The proposed $150 jaywalking fine is not much better than $300 and jail time. The Honorable Ann Yalman thinks it is an opportunity to educate jaywalkers when they come to her court to try to reduce the fine. It still hits students, poor people without cars — those least able to pay and without extra time for waiting at the municipal court to be educated. A smart jaywalker will plead not guilty so the case is dismissed when the officer with other priorities doesn’t show. Perhaps it would be educational enough if signs said $25 fine for jaywalking. The big fine begs for selective enforcement by the police. Jaywalking tourists will not be cited because of the potential for bad publicity for a tourist dependent town. Let law enforcement spend time on crime, not jaywalking. Aren’t their more serious issues for the city council to spend time on?
Helen Laura López
A smooth walk
Thankfully the city is taking an active look at the scourge of jaywalking in Santa Fe, however did they even consider that often times these blatant lawbreaking pedestrians might just be searching for a flat and smooth piece of road on which to cross the street? Not an easy task in this town …
Keep them out
Instead of arming our teachers with guns to protect our kids in schools, we should keep the shooters out of our schools. I propose installing one-way vision, bulletproof glass doors with coded entry and metal detectors. Tampering with these doors would immediately alert teachers, school administration and the local police, as well as set off a loud alarm.
We have these devices in all of our banks, and aren’t our children more valuable than what is contained in those establishments?

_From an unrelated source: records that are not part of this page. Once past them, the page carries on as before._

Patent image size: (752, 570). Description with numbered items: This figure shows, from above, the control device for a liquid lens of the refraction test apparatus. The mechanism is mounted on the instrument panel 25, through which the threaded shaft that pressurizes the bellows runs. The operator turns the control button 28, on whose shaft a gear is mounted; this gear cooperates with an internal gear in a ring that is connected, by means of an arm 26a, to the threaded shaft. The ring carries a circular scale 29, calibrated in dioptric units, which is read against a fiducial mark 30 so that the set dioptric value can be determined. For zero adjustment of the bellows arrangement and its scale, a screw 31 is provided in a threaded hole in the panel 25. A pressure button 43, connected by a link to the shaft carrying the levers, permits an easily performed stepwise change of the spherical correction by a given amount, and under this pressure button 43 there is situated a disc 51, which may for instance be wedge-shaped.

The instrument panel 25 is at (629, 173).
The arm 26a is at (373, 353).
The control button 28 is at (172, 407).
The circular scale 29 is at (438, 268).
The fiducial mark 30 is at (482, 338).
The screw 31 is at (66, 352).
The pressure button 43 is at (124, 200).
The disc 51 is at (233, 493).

If we are unable to keep weapons out of the hands of madmen, we can at least keep them out of our schools with proper security.
Santa Fe residents can be proud that this city has so many volunteers who help in our essential non-profit organizations.
The Santa Fe Boys and Girls Club reading program has had wonderfully loyal volunteers over the many years who’ve helped beginning readers get a boost with their skills. One of those long-time volunteers needs to bow out starting in February.
So, now it’s time to look for a couple of people who would like to come to the Boys and Girls Club once or twice a week from 4 to 5 p.m. and enjoy working with first grade girls.
The program is held on Tuesday, Wednesday and Thursday and there are always four volunteers helping.
All books and supplies are provided and no skills beyond knowing the alphabet and the sounds of the letters are required. There’s ample and safe parking.